Salamandra Robotica II: Derrière ce nom de film d’horreur se cache au fait … un robot !

Élaboré par des chercheurs français et suisses, ce robot offre, selon eux,  un aperçu important concernant l’évolution des vertébrés depuis l’eau jusqu’à la terre ferme. Les chercheurs ont basé la conception de leur robot sur les salamandres. Ces vertébrés sont un modèle expérimental de choix pour explorer l’évolution des habitats aquatiques aux habitats terrestres, étant donné qu’ils peuvent utiliser deux modes locomoteurs: la nage et la marche terrestre. Les salamandres ayant également moins de neurones que les mammifères, elles sont ainsi plus faciles à modéliser. De plus, leur système nerveux central possède de nombreux points communs avec celui de la lamproie, un poisson primitif étudié de façon très approfondie.

Le robot jaune d’une longueur de 85 cm a été testé dans le lac de Genève. Il est équipé de 10 moteurs qui actionnent un corps formé de quatre pattes rotatives et de joints flexibles. À travers un système télécommandé, les chercheurs envoient des signaux électriques – semblables à ceux qu’envoie la partie supérieure du cerveau à la moelle épinière – au robot.

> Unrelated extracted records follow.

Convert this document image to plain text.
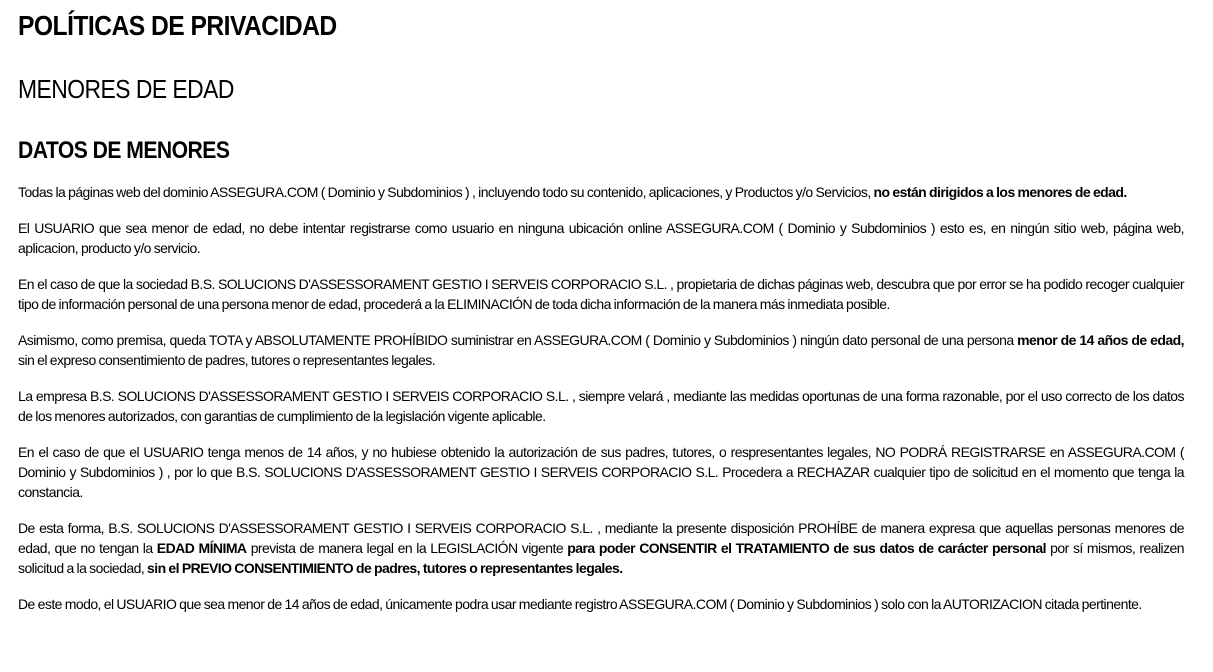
POLÍTICAS DE PRIVACIDAD
MENORES DE EDAD
DATOS DE MENORES

Todas la páginas web del dominio ASSEGURA.COM ( Dominio y Subdominios ) , incluyendo todo su contenido, aplicaciones, y Productos y/o Servicios, no están dirigidos a los menores de edad.

El USUARIO que sea menor de edad, no debe intentar registrarse como usuario en ninguna ubicación online ASSEGURA.COM ( Dominio y Subdominios ) esto es, en ningún sitio web, página web, aplicacion, producto y/o servicio.

En el caso de que la sociedad B.S. SOLUCIONS D'ASSESSORAMENT GESTIO I SERVEIS CORPORACIO S.L. , propietaria de dichas páginas web, descubra que por error se ha podido recoger cualquier tipo de información personal de una persona menor de edad, procederá a la ELIMINACIÓN de toda dicha información de la manera más inmediata posible.

Asimismo, como premisa, queda TOTA y ABSOLUTAMENTE PROHÍBIDO suministrar en ASSEGURA.COM ( Dominio y Subdominios ) ningún dato personal de una persona menor de 14 años de edad, sin el expreso consentimiento de padres, tutores o representantes legales.

La empresa B.S. SOLUCIONS D'ASSESSORAMENT GESTIO I SERVEIS CORPORACIO S.L. , siempre velará , mediante las medidas oportunas de una forma razonable, por el uso correcto de los datos de los menores autorizados, con garantias de cumplimiento de la legislación vigente aplicable.

En el caso de que el USUARIO tenga menos de 14 años, y no hubiese obtenido la autorización de sus padres, tutores, o respresentantes legales, NO PODRÁ REGISTRARSE en ASSEGURA.COM ( Dominio y Subdominios ) , por lo que B.S. SOLUCIONS D'ASSESSORAMENT GESTIO I SERVEIS CORPORACIO S.L. Procedera a RECHAZAR cualquier tipo de solicitud en el momento que tenga la constancia.

De esta forma, B.S. SOLUCIONS D'ASSESSORAMENT GESTIO I SERVEIS CORPORACIO S.L. , mediante la presente disposición PROHÍBE de manera expresa que aquellas personas menores de edad, que no tengan la EDAD MÍNIMA prevista de manera legal en la LEGISLACIÓN vigente para poder CONSENTIR el TRATAMIENTO de sus datos de carácter personal por sí mismos, realizen solicitud a la sociedad, sin el PREVIO CONSENTIMIENTO de padres, tutores o representantes legales.

De este modo, el USUARIO que sea menor de 14 años de edad, únicamente podra usar mediante registro ASSEGURA.COM ( Dominio y Subdominios ) solo con la AUTORIZACION citada pertinente.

Dépendant de l’intensité des signaux, le robot peut accroître sa
vitesse ou passer de la nage à la reptation ou à la marche. Selon les chercheurs, ceci montre la façon dont peut se faire la transition de l’ambulation entre la nage et la marche, qui peut être obtenue à travers une simple variation du niveau de stimulation du tronc cérébral. Les chercheurs pensent que le robot n’élucidera pas uniquement les questions relatives à l’émergence de l’eau des premiers vertébrés, mais
fournira également un aperçu quant à la façon dont le mouvement est contrôlé par les mécanismes neuraux situés dans la moelle épinière.

«La nature a trouvé un moyen de concevoir un circuit sophistiqué dans la moelle épinière et de contrôler les muscles à partir de ce point», a déclaré Auke Ijspeert, de l’École polytechnique fédérale de Lausanne, et l’un des chercheurs du projet. «Cette solution fantastique permet la coordination de multiples degrés de liberté à travers un moyen simple et réparti.»